AMD secured a 6 gigawatt GPU partnership with Meta, marking one of the largest AI infrastructure deals disclosed to date. The chipmaker simultaneously invested in Nutanix to strengthen hybrid cloud AI capabilities.
Red Hat and NVIDIA co-launched Red Hat AI Factory with NVIDIA, an enterprise-grade agentic AI platform. Supermicro certified its accelerated computing systems for the platform, targeting mission-critical AI workloads across hybrid cloud environments.
"Supermicro has an extensive portfolio of Red Hat-certified systems and is dedicated to delivering the most advanced accelerated computing infrastructure for AI factories," said Vik Malyala, Supermicro executive. The validated solutions aim to simplify deployment and scaling of enterprise AI workloads.
Cryptocurrency mining companies are converting facilities to AI data centers. DMG Blockchain Solutions adjusted equipment operations to prioritize profitability over hashrate generation, receiving a $1.5 million energy efficiency incentive. Mawson Infrastructure Group reported a preliminary net loss of $23.8 million for 2025 while adopting a stockholder rights agreement that permits board consideration of strategic transactions.
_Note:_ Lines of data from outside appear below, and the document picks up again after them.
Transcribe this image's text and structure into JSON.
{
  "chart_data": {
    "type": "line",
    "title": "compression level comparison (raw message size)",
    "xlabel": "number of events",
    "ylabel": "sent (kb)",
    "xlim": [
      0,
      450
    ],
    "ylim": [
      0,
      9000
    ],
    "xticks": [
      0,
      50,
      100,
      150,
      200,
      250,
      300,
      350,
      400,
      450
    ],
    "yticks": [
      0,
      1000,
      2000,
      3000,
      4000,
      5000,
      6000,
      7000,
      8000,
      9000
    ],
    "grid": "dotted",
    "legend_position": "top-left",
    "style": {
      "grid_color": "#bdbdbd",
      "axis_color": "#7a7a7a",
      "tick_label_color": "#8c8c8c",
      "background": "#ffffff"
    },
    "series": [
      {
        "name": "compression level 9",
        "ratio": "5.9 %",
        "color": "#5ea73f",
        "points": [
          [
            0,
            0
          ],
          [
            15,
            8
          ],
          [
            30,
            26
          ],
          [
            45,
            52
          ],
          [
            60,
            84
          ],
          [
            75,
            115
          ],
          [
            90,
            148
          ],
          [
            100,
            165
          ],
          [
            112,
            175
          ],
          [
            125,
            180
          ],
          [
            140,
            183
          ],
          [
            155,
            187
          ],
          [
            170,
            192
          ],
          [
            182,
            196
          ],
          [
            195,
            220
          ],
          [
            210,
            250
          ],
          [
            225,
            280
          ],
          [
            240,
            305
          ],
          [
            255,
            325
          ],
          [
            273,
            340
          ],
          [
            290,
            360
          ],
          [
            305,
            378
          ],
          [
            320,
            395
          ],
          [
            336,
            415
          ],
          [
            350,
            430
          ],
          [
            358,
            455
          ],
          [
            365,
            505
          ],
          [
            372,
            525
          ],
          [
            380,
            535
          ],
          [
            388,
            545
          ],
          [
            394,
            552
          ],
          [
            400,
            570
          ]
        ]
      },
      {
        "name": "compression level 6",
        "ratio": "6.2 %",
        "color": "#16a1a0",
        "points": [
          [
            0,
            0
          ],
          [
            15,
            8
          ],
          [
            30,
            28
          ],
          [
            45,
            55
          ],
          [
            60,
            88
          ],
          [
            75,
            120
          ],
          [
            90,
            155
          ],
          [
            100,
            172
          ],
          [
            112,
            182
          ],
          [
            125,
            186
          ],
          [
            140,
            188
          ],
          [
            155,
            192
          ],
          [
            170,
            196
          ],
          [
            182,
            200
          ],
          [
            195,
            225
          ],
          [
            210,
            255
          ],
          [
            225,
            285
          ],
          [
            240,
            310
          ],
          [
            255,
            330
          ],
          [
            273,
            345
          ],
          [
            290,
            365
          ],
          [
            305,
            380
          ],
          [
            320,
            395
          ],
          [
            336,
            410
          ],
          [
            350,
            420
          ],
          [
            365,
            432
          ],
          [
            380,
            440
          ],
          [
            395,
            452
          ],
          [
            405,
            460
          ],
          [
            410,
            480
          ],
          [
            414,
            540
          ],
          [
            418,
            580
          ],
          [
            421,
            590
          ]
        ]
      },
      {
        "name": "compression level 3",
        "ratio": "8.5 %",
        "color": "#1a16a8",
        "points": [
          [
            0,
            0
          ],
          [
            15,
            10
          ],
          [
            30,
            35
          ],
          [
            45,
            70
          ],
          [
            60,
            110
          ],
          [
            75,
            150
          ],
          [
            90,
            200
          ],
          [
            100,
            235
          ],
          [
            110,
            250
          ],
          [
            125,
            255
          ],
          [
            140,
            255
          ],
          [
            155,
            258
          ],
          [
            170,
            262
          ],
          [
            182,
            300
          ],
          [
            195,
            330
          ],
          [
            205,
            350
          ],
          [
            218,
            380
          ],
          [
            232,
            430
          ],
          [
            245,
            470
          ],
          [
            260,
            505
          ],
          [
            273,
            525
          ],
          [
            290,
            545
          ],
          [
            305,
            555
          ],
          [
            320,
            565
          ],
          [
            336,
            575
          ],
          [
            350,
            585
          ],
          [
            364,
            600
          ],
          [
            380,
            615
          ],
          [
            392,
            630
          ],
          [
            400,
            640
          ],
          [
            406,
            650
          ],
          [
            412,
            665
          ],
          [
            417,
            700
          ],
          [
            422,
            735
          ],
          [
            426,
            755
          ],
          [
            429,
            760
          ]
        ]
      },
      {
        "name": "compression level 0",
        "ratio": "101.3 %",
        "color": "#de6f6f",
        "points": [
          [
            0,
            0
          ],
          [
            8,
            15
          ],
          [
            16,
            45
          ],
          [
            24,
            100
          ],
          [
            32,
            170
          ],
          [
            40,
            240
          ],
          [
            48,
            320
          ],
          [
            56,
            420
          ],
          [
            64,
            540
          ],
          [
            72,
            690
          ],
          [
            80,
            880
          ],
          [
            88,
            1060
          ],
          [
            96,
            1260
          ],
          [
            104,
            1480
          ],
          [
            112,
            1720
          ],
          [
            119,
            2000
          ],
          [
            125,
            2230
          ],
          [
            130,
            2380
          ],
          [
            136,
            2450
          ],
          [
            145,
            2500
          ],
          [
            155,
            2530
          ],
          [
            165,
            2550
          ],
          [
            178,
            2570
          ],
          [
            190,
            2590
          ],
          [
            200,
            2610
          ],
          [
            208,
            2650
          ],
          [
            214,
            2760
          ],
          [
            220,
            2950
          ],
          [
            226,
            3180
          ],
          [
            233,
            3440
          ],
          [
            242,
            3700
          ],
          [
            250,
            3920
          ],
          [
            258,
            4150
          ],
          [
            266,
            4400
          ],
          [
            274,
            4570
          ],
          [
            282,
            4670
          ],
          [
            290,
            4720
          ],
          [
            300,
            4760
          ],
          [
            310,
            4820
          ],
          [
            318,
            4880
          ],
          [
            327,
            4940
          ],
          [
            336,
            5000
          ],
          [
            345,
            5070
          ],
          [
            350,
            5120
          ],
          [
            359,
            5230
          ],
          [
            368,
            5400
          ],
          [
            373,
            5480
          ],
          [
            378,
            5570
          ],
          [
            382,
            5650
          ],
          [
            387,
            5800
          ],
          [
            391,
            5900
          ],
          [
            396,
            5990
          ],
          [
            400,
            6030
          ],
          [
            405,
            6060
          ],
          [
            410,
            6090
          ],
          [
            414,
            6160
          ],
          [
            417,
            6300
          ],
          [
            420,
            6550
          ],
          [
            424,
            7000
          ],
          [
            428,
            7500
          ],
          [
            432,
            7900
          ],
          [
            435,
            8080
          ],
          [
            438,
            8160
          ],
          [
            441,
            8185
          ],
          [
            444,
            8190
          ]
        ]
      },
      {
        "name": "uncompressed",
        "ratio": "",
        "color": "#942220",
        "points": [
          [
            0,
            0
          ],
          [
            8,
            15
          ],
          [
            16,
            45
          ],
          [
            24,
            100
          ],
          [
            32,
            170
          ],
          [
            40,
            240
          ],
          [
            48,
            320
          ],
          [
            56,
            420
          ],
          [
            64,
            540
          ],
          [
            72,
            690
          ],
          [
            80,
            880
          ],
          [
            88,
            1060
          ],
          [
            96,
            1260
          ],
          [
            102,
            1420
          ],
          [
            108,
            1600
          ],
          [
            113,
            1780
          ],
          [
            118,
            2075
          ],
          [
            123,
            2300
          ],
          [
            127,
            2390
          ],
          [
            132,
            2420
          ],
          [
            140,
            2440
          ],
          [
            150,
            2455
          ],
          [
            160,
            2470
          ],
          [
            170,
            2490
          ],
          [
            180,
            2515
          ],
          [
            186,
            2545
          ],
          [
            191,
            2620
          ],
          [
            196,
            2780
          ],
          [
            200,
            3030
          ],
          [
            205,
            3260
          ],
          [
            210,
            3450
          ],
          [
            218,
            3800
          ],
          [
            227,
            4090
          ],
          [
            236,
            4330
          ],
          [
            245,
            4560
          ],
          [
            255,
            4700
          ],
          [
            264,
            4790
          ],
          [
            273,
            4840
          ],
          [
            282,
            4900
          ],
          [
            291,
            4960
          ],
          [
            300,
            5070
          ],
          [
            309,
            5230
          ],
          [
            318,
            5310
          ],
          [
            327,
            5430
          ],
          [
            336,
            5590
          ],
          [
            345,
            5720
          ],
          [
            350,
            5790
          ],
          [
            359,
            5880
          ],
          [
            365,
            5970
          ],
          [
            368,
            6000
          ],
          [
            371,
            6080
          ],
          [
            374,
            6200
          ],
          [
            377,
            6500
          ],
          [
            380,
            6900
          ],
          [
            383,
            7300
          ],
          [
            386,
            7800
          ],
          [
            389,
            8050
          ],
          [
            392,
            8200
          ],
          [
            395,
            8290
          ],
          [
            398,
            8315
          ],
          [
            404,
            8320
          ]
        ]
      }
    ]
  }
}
The infrastructure race extends to storage. Pure Storage rebranded as Everpure and announced an acquisition expected to close in Q2 FY27, positioning for AI-driven data growth.
AMD's dual strategy of securing massive GPU contracts with hyperscalers while investing in hybrid cloud infrastructure companies reflects the fragmented nature of enterprise AI deployment. Organizations are splitting between public cloud GPU rentals and on-premises or hybrid solutions.
The Red Hat-NVIDIA collaboration targets enterprises hesitant to commit fully to public cloud AI, offering Red Hat's open-source enterprise platform combined with NVIDIA's accelerated computing stack. This approach competes directly with hyperscaler-exclusive AI services.
Cryptocurrency mining facilities offer ready-made power infrastructure and cooling systems that AI data centers require. The pivot by DMG and Mawson indicates that repurposing existing high-power facilities is faster than building new AI data centers from scratch.
The 6 gigawatt Meta-AMD deal dwarfs typical data center power allocations, suggesting Meta is preparing for AI model training at unprecedented scale. For context, a single gigawatt can power roughly 750,000 homes, making this a 4.5 million home-equivalent power commitment to GPU infrastructure.